Approximately 60–70% of the direct greenhouse gas emissions in electric arc furnace (EAF) steelmaking originate from the use of fossil carbon charge during melting of steel scrap. Regarding short-term solutions to mitigate the climate impact of steelmaking, there is greater potential to replace fossil carbon charge with renewable carbon in the EAF than in integrated blast furnace steelmaking where mechanical strength requirements on carbon charge are too demanding. Therefore, the present study aims to provide an experimental and practical foundation for using renewable biochar in the EAF as a relatively simple step to decrease the climate impact of steelmaking.

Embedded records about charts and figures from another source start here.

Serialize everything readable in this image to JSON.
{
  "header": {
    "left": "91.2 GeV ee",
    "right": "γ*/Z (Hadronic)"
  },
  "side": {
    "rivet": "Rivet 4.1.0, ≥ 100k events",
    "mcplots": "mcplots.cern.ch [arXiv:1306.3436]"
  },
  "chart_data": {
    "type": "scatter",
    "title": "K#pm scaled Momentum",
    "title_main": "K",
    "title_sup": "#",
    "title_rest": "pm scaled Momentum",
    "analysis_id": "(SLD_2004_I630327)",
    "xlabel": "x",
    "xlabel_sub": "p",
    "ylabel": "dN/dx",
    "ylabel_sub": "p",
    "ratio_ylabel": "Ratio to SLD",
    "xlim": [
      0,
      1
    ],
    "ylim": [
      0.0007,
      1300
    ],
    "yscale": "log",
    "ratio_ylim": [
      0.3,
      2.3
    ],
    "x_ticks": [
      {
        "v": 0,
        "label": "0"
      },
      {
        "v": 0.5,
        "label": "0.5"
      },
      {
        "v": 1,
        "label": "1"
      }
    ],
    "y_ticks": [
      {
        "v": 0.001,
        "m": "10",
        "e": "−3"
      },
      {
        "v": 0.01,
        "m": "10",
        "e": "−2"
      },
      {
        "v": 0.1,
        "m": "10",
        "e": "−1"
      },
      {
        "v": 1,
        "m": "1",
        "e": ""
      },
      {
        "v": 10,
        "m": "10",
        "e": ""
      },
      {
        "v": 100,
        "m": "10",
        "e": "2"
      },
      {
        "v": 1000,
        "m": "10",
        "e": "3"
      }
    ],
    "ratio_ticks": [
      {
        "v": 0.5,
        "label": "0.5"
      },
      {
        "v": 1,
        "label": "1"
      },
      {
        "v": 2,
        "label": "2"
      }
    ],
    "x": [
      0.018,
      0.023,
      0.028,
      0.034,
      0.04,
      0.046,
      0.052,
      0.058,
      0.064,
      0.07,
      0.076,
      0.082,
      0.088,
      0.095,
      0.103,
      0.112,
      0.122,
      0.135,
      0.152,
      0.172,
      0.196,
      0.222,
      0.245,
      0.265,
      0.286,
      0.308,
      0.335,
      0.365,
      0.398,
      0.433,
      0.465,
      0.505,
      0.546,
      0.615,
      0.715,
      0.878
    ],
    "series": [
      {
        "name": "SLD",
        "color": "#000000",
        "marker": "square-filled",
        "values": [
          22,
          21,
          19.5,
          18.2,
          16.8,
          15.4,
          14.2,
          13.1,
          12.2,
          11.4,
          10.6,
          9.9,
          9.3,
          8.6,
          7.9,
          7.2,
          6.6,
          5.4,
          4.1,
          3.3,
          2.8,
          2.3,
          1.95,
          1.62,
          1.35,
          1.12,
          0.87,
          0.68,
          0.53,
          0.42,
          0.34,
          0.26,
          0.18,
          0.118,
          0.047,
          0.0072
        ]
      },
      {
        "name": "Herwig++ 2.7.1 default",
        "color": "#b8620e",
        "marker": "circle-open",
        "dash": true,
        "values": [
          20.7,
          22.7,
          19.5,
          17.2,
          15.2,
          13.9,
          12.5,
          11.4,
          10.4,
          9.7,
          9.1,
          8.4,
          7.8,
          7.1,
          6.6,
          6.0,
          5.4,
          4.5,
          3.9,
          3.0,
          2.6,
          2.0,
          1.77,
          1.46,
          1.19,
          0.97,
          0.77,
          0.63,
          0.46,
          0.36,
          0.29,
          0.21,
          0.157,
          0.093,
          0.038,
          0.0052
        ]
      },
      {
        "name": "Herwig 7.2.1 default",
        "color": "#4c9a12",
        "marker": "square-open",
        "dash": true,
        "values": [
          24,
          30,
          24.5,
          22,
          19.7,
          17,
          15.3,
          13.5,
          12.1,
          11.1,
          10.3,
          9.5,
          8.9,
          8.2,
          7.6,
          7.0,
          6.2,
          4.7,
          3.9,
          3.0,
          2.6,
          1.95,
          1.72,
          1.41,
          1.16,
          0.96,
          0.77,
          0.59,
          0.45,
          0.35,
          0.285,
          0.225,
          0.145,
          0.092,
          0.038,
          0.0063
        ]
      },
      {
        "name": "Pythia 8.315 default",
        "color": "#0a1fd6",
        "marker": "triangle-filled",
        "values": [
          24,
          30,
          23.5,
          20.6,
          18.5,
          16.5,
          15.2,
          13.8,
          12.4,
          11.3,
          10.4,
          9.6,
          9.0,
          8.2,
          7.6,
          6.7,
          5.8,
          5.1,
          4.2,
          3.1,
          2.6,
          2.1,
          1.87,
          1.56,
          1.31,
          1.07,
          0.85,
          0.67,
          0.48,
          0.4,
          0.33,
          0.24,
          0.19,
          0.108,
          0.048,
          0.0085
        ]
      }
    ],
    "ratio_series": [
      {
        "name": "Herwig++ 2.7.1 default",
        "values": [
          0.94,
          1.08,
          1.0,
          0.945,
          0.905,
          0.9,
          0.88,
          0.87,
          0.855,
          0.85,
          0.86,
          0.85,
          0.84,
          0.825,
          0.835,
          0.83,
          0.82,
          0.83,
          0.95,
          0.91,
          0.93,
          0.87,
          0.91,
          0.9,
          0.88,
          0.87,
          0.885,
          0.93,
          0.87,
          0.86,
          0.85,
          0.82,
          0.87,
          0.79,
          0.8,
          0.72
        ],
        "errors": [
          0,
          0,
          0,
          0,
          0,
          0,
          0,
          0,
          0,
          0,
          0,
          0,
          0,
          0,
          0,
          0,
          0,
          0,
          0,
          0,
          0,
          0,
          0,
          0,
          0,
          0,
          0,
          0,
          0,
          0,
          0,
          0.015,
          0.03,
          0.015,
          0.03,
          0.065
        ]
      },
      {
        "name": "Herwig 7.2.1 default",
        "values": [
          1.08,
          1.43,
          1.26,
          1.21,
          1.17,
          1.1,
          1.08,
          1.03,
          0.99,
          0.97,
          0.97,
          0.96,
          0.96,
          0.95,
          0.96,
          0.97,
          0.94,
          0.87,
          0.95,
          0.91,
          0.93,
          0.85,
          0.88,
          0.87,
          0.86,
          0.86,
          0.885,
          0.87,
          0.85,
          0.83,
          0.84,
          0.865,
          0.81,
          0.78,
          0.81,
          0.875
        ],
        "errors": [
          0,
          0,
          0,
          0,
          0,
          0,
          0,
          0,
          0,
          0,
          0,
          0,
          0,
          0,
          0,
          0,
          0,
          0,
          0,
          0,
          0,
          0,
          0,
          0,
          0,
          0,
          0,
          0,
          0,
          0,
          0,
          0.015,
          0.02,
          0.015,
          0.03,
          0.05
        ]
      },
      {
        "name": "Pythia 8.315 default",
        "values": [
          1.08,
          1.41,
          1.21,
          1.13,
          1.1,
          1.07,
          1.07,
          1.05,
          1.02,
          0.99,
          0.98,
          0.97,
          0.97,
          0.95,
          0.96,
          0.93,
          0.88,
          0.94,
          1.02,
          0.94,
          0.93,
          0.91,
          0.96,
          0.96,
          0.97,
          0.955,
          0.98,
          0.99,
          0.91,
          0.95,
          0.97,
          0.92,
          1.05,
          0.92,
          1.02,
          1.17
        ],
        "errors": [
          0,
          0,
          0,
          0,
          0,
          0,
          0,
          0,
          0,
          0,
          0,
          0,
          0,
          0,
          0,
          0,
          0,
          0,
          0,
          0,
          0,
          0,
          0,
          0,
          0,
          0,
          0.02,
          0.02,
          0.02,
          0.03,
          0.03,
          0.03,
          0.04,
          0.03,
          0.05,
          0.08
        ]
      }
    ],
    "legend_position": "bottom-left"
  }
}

In order to evaluate the inherent performance of biochar as a carburizing agent, lab-scale tests where completed using four different types of carbonaceous materials: synthetic graphite, anthracite coal and two types of biochar from woody biomass (BC1 and BC2). The first order dissolution rate constants from experiments ranged between 0.7 to 1.9 × 10−4 m/s, which agrees well with previously reported results. Furthermore, lab-scale results show that biochar properties commonly seen as detrimental, such as low carbon crystallinity and high porosity, do not necessarily constitute a disadvantage for biochar utilization as carburizer in steelmaking.
In order to further assess the results from lab-scale tests, an industrial trial including six consecutive heats was performed in a 50 t EAF at the Höganäs Halmstad Plant. Results show that 33% substitution of standard Anthracite carbon charge with biochar BC2 gave no deviation from normal operating conditions in the EAF.